There’s tempura and shabu-shabu, but there’s also simmered chicken and miso meatballs, wonderful vegetable recipes — Napa cabbage salad with sesame seeds. Steamed leeks with miso-mustard. Spinach with walnuts and miso — and wonderful dressings and sauce ideas: walnut-miso dressing, miso vinaigrette, and how to use them.
Hachisu visited Rockport’s HarvestFest this weekend to do a cooking demonstration and book signing, and then came to my house the next day to make onigiri, rice balls tossed with bonito and seasonings, and sauteed celery and peppers. (A tip: fluff rice with two chopsticks to prevent gloppiness.)
“Heather, where’s your prepping station?” she demanded.
“Never cut vegetables with a knife like that,” she scolded a guest who had begun to work on the carrots with one of my old knives. Hachisu had brought her own from Japan; the lesson here — and throughout the afternoon — was reverence for the vegetables, and for one’s food. When one grain of rice fell to the counter, Hachisu’s quick eye caught it, and she whisked it back into the bowl.
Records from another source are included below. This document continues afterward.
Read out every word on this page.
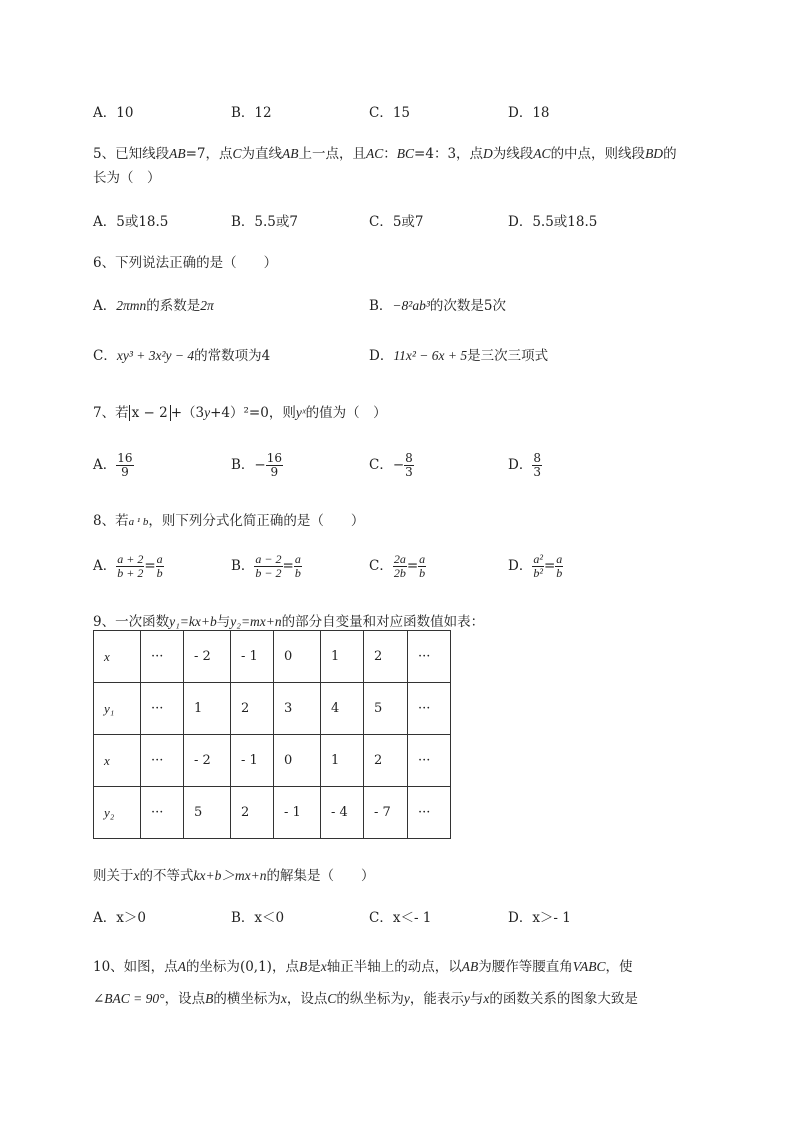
A．10	B．12	C．15	D．18
5、已知线段AB=7，点C为直线AB上一点，且AC：BC=4：3，点D为线段AC的中点，则线段BD的
长为（　）
A．5或18.5	B．5.5或7	C．5或7	D．5.5或18.5
6、下列说法正确的是（　　）
A．2πmn的系数是2π	B．−8²ab³的次数是5次
C．xy³ + 3x²y − 4的常数项为4	D．11x² − 6x + 5是三次三项式
7、若 x − 2 +（3y+4）²=0，则yˣ的值为（　）
A． $\frac{16}{9}$	B．− $\frac{16}{9}$	C．− $\frac{8}{3}$	D． $\frac{8}{3}$
8、若a ¹ b，则下列分式化简正确的是（　　）
A． $\frac{a + 2}{b + 2} = \frac{a}{b}$	B． $\frac{a - 2}{b - 2} = \frac{a}{b}$	C． $\frac{2a}{2b} = \frac{a}{b}$	D． $\frac{\text{a²}}{\text{b²}} = \frac{a}{b}$
9、一次函数y₁=kx+b与y₂=mx+n的部分自变量和对应函数值如表：
x	···	- 2	- 1	0	1	2	···
y₁	···	1	2	3	4	5	···
x	···	- 2	- 1	0	1	2	···
y₂	···	5	2	- 1	- 4	- 7	···
则关于x的不等式kx+b＞mx+n的解集是（　　）
A．x＞0	B．x＜0	C．x＜- 1	D．x＞- 1
10、如图，点A的坐标为(0,1)，点B是x轴正半轴上的动点，以AB为腰作等腰直角VABC，使
∠BAC = 90°，设点B的横坐标为x，设点C的纵坐标为y，能表示y与x的函数关系的图象大致是
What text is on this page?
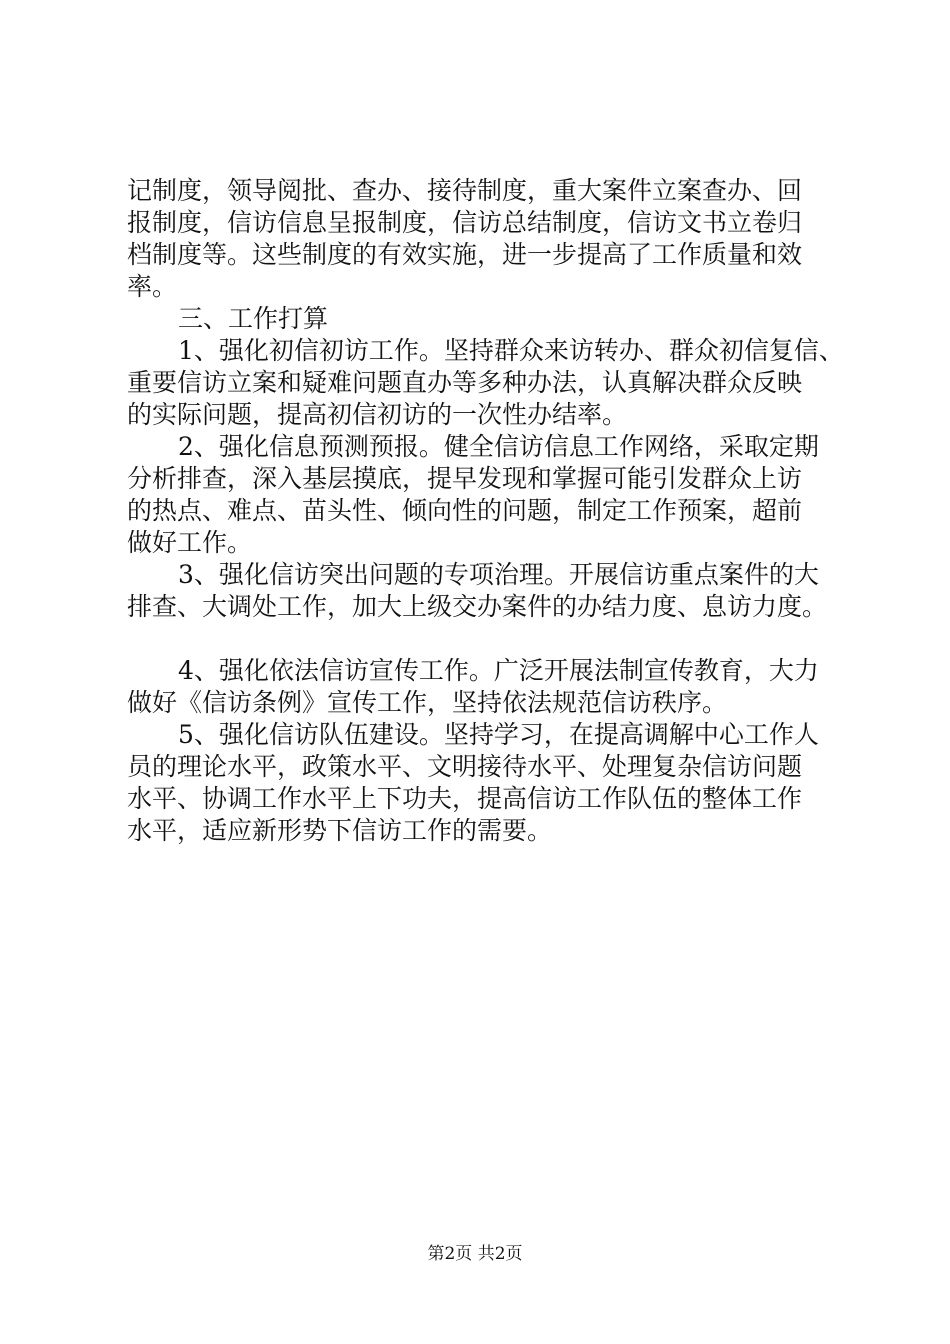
记制度，领导阅批、查办、接待制度，重大案件立案查办、回
报制度，信访信息呈报制度，信访总结制度，信访文书立卷归
档制度等。这些制度的有效实施，进一步提高了工作质量和效
率。
三、工作打算
1、强化初信初访工作。坚持群众来访转办、群众初信复信、
重要信访立案和疑难问题直办等多种办法，认真解决群众反映
的实际问题，提高初信初访的一次性办结率。
2、强化信息预测预报。健全信访信息工作网络，采取定期
分析排查，深入基层摸底，提早发现和掌握可能引发群众上访
的热点、难点、苗头性、倾向性的问题，制定工作预案，超前
做好工作。
3、强化信访突出问题的专项治理。开展信访重点案件的大
排查、大调处工作，加大上级交办案件的办结力度、息访力度。
4、强化依法信访宣传工作。广泛开展法制宣传教育，大力
做好《信访条例》宣传工作，坚持依法规范信访秩序。
5、强化信访队伍建设。坚持学习，在提高调解中心工作人
员的理论水平，政策水平、文明接待水平、处理复杂信访问题
水平、协调工作水平上下功夫，提高信访工作队伍的整体工作
水平，适应新形势下信访工作的需要。
第2页 共2页
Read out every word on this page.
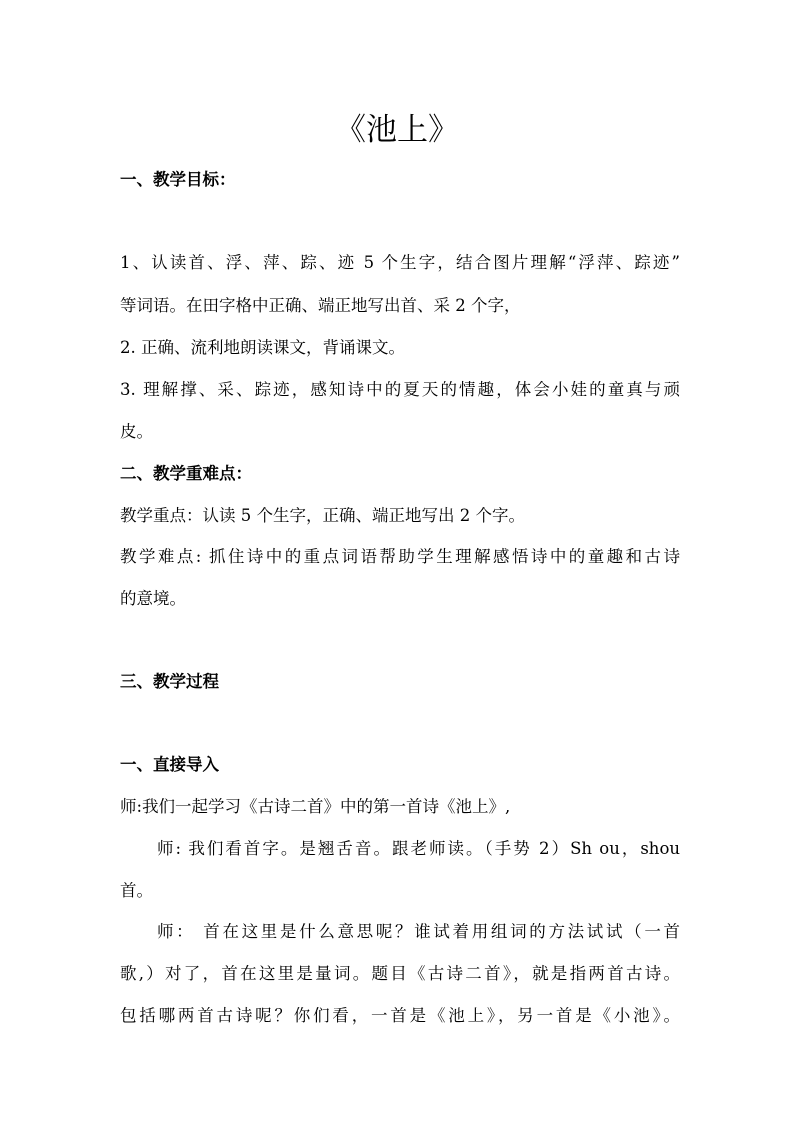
《池上》

一、教学目标：

1、认读首、浮、萍、踪、迹 5 个生字，结合图片理解“浮萍、踪迹”

等词语。在田字格中正确、端正地写出首、采 2 个字，

2. 正确、流利地朗读课文，背诵课文。

3. 理解撑、采、踪迹，感知诗中的夏天的情趣，体会小娃的童真与顽

皮。

二、教学重难点：

教学重点：认读 5 个生字，正确、端正地写出 2 个字。

教学难点: 抓住诗中的重点词语帮助学生理解感悟诗中的童趣和古诗

的意境。

三、教学过程

一、直接导入

师:我们一起学习《古诗二首》中的第一首诗《池上》,

师: 我们看首字。是翘舌音。跟老师读。（手势 2）Sh ou，shou

首。

师： 首在这里是什么意思呢？谁试着用组词的方法试试（一首

歌,）对了，首在这里是量词。题目《古诗二首》，就是指两首古诗。

包括哪两首古诗呢？你们看，一首是《池上》，另一首是《小池》。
This was her husband’s rice, after all.
Broccoli with Tofu and Yuzu, from “Japanese Farm Food”
1 piece Japanese style tofu
3 medium-sized heads broccoli
2 tablespoons unhulled sesame seeds
2 tablespoons brown rice or barley miso
2 tablespoons rice vinegar
1/4 sea salt
zest of 1 small yuzu or lemon
Place the tofu on a cutting board propped up on one end, angled into the kitchen sink for draining. Lay another chopping board or plate on top of the tofu to press out excess water for 1 hour.
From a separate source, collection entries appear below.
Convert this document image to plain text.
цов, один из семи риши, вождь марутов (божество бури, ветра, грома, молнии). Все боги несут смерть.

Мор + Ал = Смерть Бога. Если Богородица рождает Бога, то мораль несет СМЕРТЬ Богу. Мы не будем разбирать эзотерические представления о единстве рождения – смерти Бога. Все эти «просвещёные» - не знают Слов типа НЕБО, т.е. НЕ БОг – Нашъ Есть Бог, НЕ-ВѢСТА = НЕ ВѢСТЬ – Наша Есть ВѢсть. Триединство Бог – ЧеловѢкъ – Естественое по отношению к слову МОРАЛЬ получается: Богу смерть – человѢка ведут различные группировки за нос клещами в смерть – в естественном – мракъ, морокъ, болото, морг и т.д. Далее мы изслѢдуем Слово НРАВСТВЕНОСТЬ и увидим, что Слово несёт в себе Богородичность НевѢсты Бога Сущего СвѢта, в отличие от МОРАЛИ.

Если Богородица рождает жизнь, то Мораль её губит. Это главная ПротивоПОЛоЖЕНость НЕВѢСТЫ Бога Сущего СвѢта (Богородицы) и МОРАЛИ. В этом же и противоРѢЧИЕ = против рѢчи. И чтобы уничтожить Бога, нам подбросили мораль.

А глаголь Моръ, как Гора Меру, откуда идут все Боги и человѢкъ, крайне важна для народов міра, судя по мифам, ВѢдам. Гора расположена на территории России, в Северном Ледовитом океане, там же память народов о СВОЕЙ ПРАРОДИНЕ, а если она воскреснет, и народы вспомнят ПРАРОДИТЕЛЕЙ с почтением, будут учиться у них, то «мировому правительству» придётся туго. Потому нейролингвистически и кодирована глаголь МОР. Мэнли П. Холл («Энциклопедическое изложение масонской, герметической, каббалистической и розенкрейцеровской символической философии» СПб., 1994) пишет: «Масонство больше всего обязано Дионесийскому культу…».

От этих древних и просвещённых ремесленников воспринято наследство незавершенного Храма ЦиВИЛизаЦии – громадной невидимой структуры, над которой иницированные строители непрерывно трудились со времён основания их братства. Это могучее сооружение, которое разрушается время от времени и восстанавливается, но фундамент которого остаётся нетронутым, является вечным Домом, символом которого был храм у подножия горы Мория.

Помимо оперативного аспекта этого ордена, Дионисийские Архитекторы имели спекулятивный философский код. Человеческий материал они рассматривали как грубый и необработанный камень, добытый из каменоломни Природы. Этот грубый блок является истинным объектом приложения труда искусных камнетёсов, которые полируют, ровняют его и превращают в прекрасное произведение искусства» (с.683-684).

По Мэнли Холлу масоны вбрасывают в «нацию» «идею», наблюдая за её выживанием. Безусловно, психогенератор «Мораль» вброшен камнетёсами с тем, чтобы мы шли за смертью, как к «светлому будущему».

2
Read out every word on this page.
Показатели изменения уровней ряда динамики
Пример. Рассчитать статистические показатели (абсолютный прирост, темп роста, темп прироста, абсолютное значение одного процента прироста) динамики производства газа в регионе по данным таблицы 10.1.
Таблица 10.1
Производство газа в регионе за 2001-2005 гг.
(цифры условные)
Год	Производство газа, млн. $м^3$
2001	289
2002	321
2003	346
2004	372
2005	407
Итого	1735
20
Bring a large pot of hot water to a boil and place a medium-sized bowl of cold water in the kitchen sink. Slice off the thick stems of broccoli and pare around the perimeter of the stem to free the little florets. Cut the tender stem into half or quarters so the pieces will cook at the same pace as the florets. Drop the broccoli into the boiling water and cook for 3 minutes. Scoop out the broccoli florets with a strainer and immediately plunge them into the cold water. Turn on the tap and press the strainer gently on top of the broccoli so it will not flow out of the bowl. Run additional cold water to cool. Lift the broccoli out of the bowl with the strainer and dump the water from the bowl into the sink. Set the strainer back on top of the bowl to drain.
Toast the sesame seeds over medium-high heat in a dry frying pan until they are fragrant and just start to pop. Grind the sesame seeds in a suribachi (Japanese grinding bowl) or mortar until most of the seeds have broken down. Add the miso and vinegar to the mortar and blend. Squeeze handfuls of tofu to express any lingering moisture and add to the dressing with the salt. Continue grinding to emulsify all the ingredients until creamy.
Gently fold in the cooked broccoli florets with most of the yuzu slivers.
Serve in an attractive pottery bowl strewn with the remaining yuzu peel.